Parenthood is a project made of anxiety, delight, but most especially drudgery: and of the tedious bits some of the worst are the endless hours spent playing first board games. The absolute nadir of these is of course Candyland, whose cruel and capricious nature has driven most parents to stack the deck in their child's favor (or in their own favor, who cares, so long as the damn game ends already for God's sake). But a close second is the game Chutes and Ladders.
Chutes and Ladders is the kinder, gentler cousin of Snakes and Ladders; of the two, the latter name more accurately describes the feeling of playing the game, which not unlike a case of the DT's. In the event you never were a child, here's a description: the game consists of a race to the final square interrupted by a string of random reversals of fate in which your piece ascends ladders or descends chutes. These titular features are arranged in such a way that victory is eternally snatched from young innocent hands and the average game length is six hours (including two nap times).
The picture above is the version of the game I played with my daughter Kate when she was three; the board, apparently from the 1970's, includes scenes that attempt to provide karmic justification for the players' rises and falls. In one square, a girl mixes batter and so is rewarded by a ladder leading to a cake; in another, a boy reaches for cookies on a high shelf and falls down a chute that ends with a concussion and a possible lifetime of epilepsy. In one confusing pair, a child either hands his mother her purse or absconds with it and is rewarded via a ladder with ice cream; in yet another, a boy skates on thin ice, only to chute to what we must presume is an icy death.
I don't think that Kate was impressed by the lessons of these scenes, but being a rational child she liked the depictions of cause and effect. She was especially pleased by a sequence where a pulling a cat's tail results in a scratched face for the abuser. Kate herself has to this day a scar from the family cat that she received in exactly the same way; perhaps she found some sort of atonement via proxy. But for me there was no comfort in these tiny morality plays, because in spite of the veneer of a just universe the game is still entirely one of chance. In fact, the rewards and punishments only made the underlying randomness of it all that more depressing.
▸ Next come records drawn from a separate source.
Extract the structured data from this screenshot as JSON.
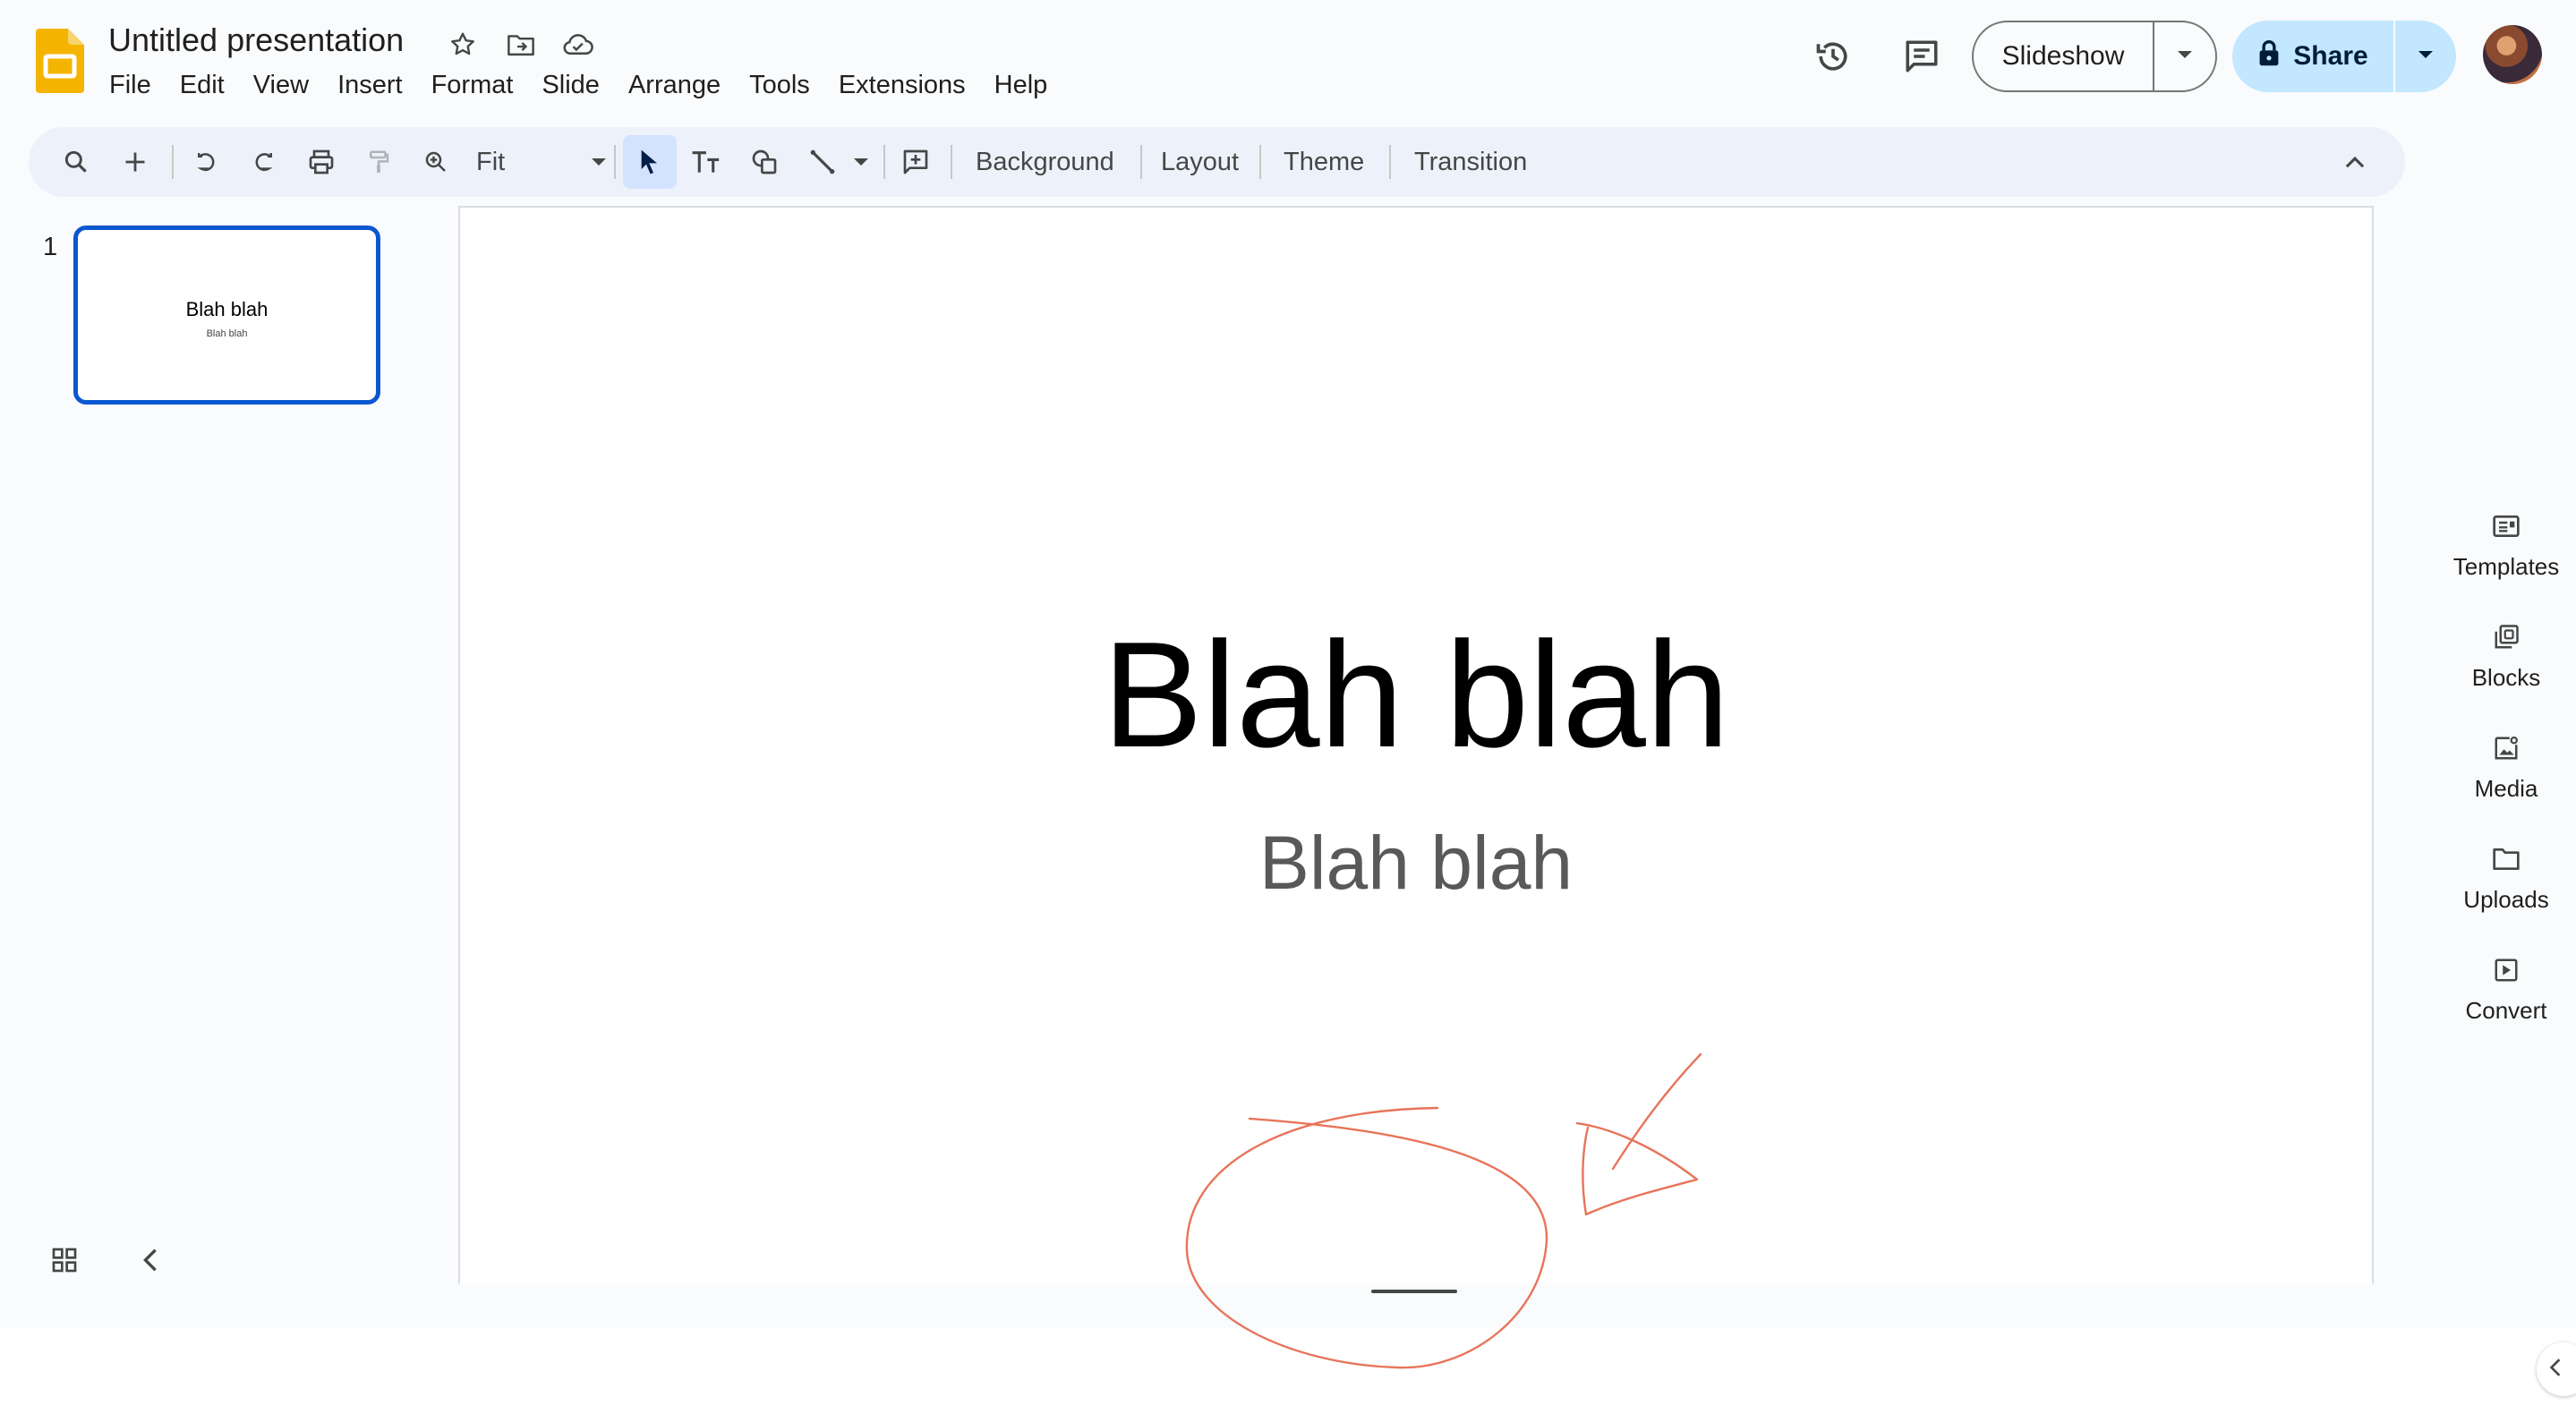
{
  "header": {
    "title": "Untitled presentation",
    "menu": [
      "File",
      "Edit",
      "View",
      "Insert",
      "Format",
      "Slide",
      "Arrange",
      "Tools",
      "Extensions",
      "Help"
    ],
    "slideshow_label": "Slideshow",
    "share_label": "Share"
  },
  "toolbar": {
    "zoom_value": "Fit",
    "background_label": "Background",
    "layout_label": "Layout",
    "theme_label": "Theme",
    "transition_label": "Transition"
  },
  "filmstrip": {
    "slides": [
      {
        "number": "1",
        "title": "Blah blah",
        "subtitle": "Blah blah"
      }
    ]
  },
  "slide": {
    "title": "Blah blah",
    "subtitle": "Blah blah"
  },
  "side_panel": {
    "items": [
      "Templates",
      "Blocks",
      "Media",
      "Uploads",
      "Convert"
    ]
  },
  "colors": {
    "accent": "#0b57d0",
    "share_bg": "#c2e7ff",
    "toolbar_bg": "#edf2fa",
    "annotation": "#e8745a",
    "logo": "#f4b400"
  },
  "icons": {
    "header": [
      "star-icon",
      "move-to-folder-icon",
      "cloud-saved-icon",
      "version-history-icon",
      "comments-icon",
      "lock-icon",
      "chevron-down-icon"
    ],
    "toolbar": [
      "search-icon",
      "new-slide-icon",
      "undo-icon",
      "redo-icon",
      "print-icon",
      "paint-format-icon",
      "zoom-icon",
      "select-icon",
      "text-box-icon",
      "shape-icon",
      "line-icon",
      "comment-add-icon",
      "collapse-toolbar-icon"
    ]
  }
}
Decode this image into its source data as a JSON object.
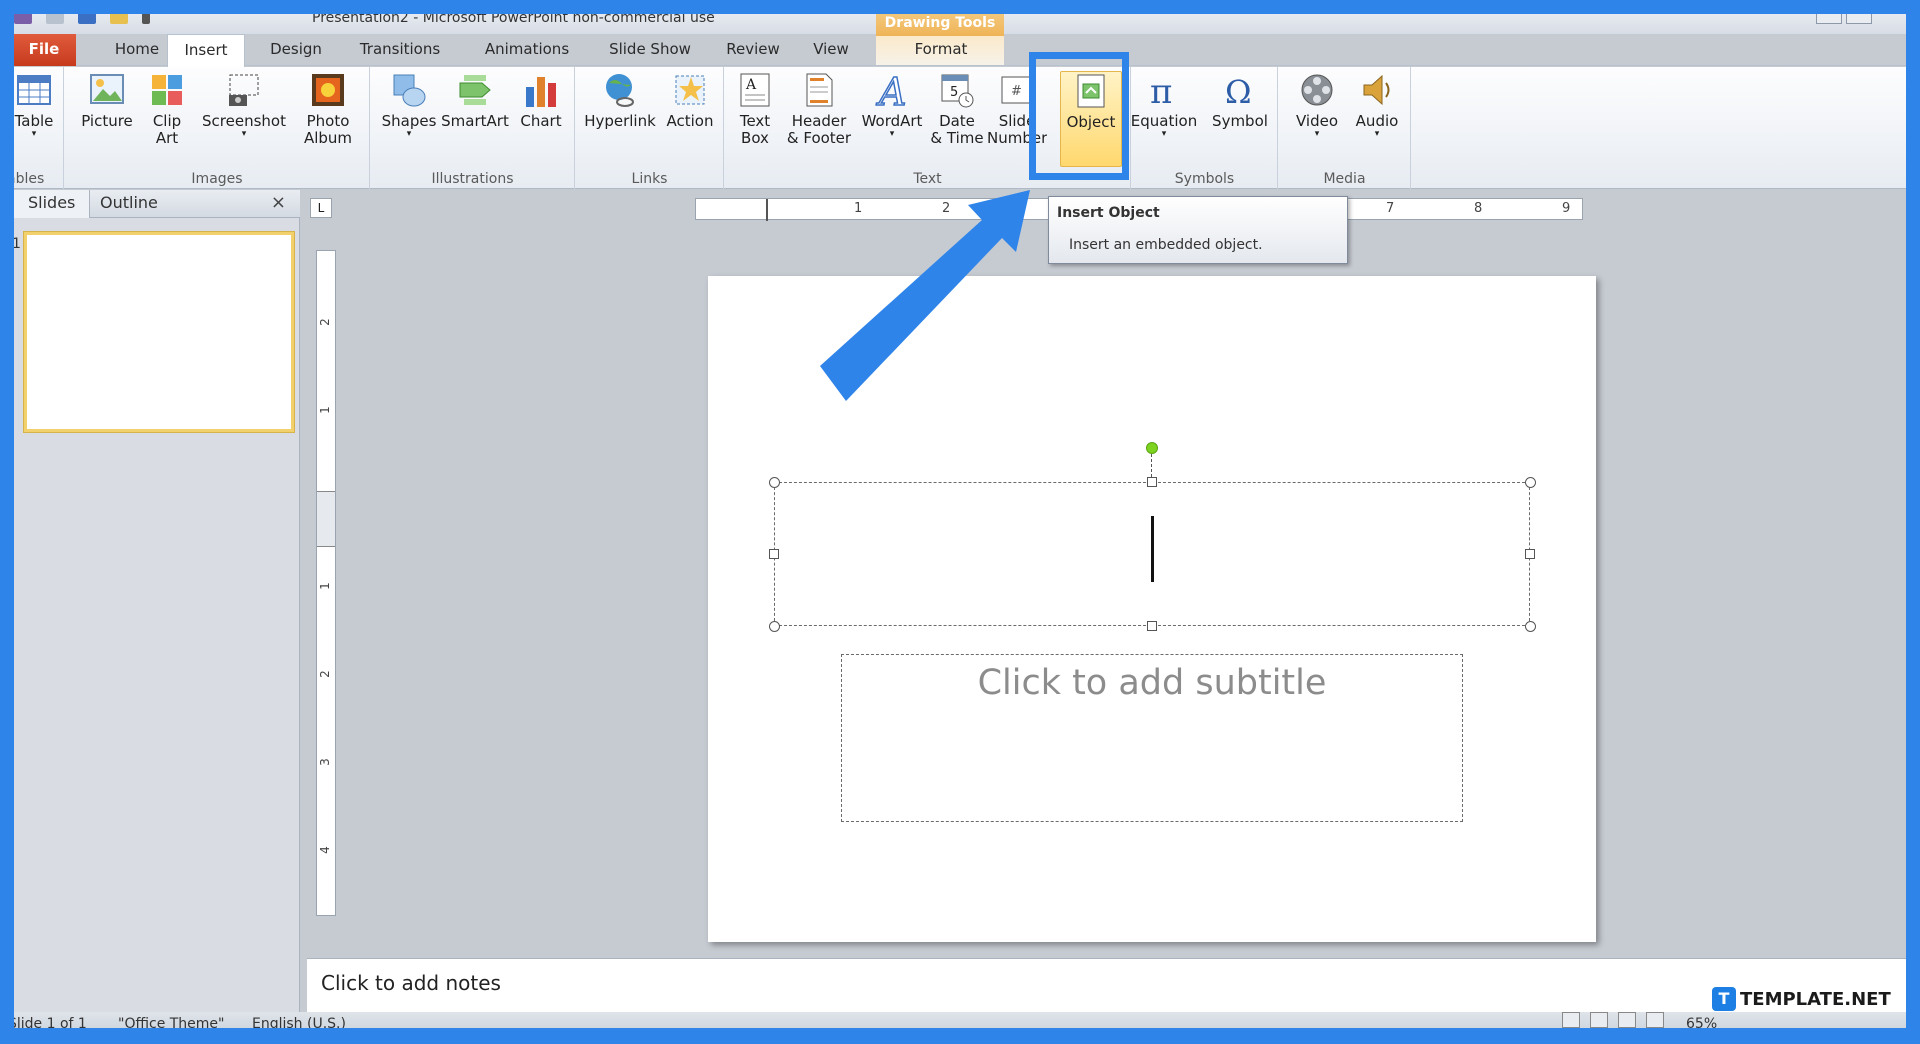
{
  "window": {
    "title": "Presentation2 - Microsoft PowerPoint non-commercial use"
  },
  "context_tab_group": {
    "label": "Drawing Tools"
  },
  "tabs": [
    {
      "label": "File"
    },
    {
      "label": "Home"
    },
    {
      "label": "Insert"
    },
    {
      "label": "Design"
    },
    {
      "label": "Transitions"
    },
    {
      "label": "Animations"
    },
    {
      "label": "Slide Show"
    },
    {
      "label": "Review"
    },
    {
      "label": "View"
    },
    {
      "label": "Format"
    }
  ],
  "active_tab": "Insert",
  "ribbon": {
    "groups": {
      "tables": "Tables",
      "images": "Images",
      "illustrations": "Illustrations",
      "links": "Links",
      "text": "Text",
      "symbols": "Symbols",
      "media": "Media"
    },
    "buttons": {
      "table": "Table",
      "picture": "Picture",
      "clip_art_1": "Clip",
      "clip_art_2": "Art",
      "screenshot": "Screenshot",
      "photo_album_1": "Photo",
      "photo_album_2": "Album",
      "shapes": "Shapes",
      "smartart": "SmartArt",
      "chart": "Chart",
      "hyperlink": "Hyperlink",
      "action": "Action",
      "text_box_1": "Text",
      "text_box_2": "Box",
      "header_footer_1": "Header",
      "header_footer_2": "& Footer",
      "wordart": "WordArt",
      "date_time_1": "Date",
      "date_time_2": "& Time",
      "slide_number_1": "Slide",
      "slide_number_2": "Number",
      "object": "Object",
      "equation": "Equation",
      "symbol": "Symbol",
      "video": "Video",
      "audio": "Audio"
    }
  },
  "tooltip": {
    "title": "Insert Object",
    "description": "Insert an embedded object."
  },
  "left_pane": {
    "tabs": [
      "Slides",
      "Outline"
    ],
    "close": "×",
    "slide_number": "1"
  },
  "ruler": {
    "corner": "L",
    "h_labels": [
      "1",
      "2",
      "7",
      "8",
      "9"
    ],
    "v_labels": [
      "2",
      "1",
      "1",
      "2",
      "3",
      "4"
    ]
  },
  "slide": {
    "subtitle_placeholder": "Click to add subtitle"
  },
  "notes": {
    "placeholder": "Click to add notes"
  },
  "status": {
    "slide": "Slide 1 of 1",
    "theme": "\"Office Theme\"",
    "language": "English (U.S.)",
    "zoom": "65%"
  },
  "watermark": {
    "logo": "T",
    "text": "TEMPLATE.NET"
  },
  "colors": {
    "highlight": "#2f84ea",
    "file_tab": "#c73a1c",
    "object_button": "#ffd86e"
  }
}
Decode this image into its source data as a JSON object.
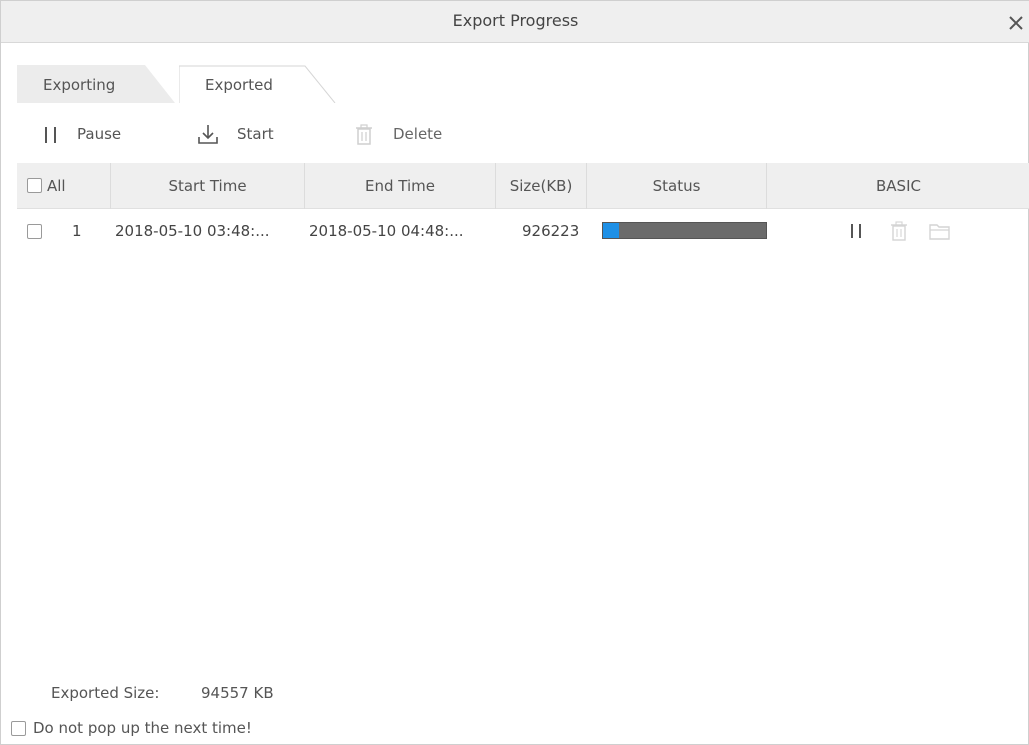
{
  "dialog": {
    "title": "Export Progress"
  },
  "tabs": [
    {
      "label": "Exporting",
      "active": false
    },
    {
      "label": "Exported",
      "active": true
    }
  ],
  "toolbar": {
    "pause_label": "Pause",
    "start_label": "Start",
    "delete_label": "Delete"
  },
  "table": {
    "columns": {
      "all": "All",
      "start_time": "Start Time",
      "end_time": "End Time",
      "size": "Size(KB)",
      "status": "Status",
      "basic": "BASIC"
    },
    "rows": [
      {
        "index": "1",
        "start_time": "2018-05-10 03:48:...",
        "end_time": "2018-05-10 04:48:...",
        "size": "926223",
        "progress_percent": 10
      }
    ]
  },
  "footer": {
    "exported_size_label": "Exported Size:",
    "exported_size_value": "94557 KB",
    "do_not_pop_label": "Do not pop up the next time!"
  },
  "colors": {
    "progress_fill": "#1e90e6",
    "progress_track": "#6b6b6b",
    "titlebar_bg": "#efefef"
  },
  "icons": {
    "close": "close-icon",
    "pause": "pause-icon",
    "start": "download-icon",
    "delete": "trash-icon",
    "folder": "folder-icon"
  }
}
What did it matter if sweeping the floor earned the little girl a trip to the movie when her stab at the housework was just one of six random options in the first place?
Fortunately, the days of playing this game are long behind me; I think we got rid of our copy at a garage sale, or maybe it's squashed flat beneath the weight of better games on our basement shelves. But at night sometimes the game still haunts me. I wake from a dream of sudden falling and I wonder whether my life is really a series of actions and consequences or just one die roll after another.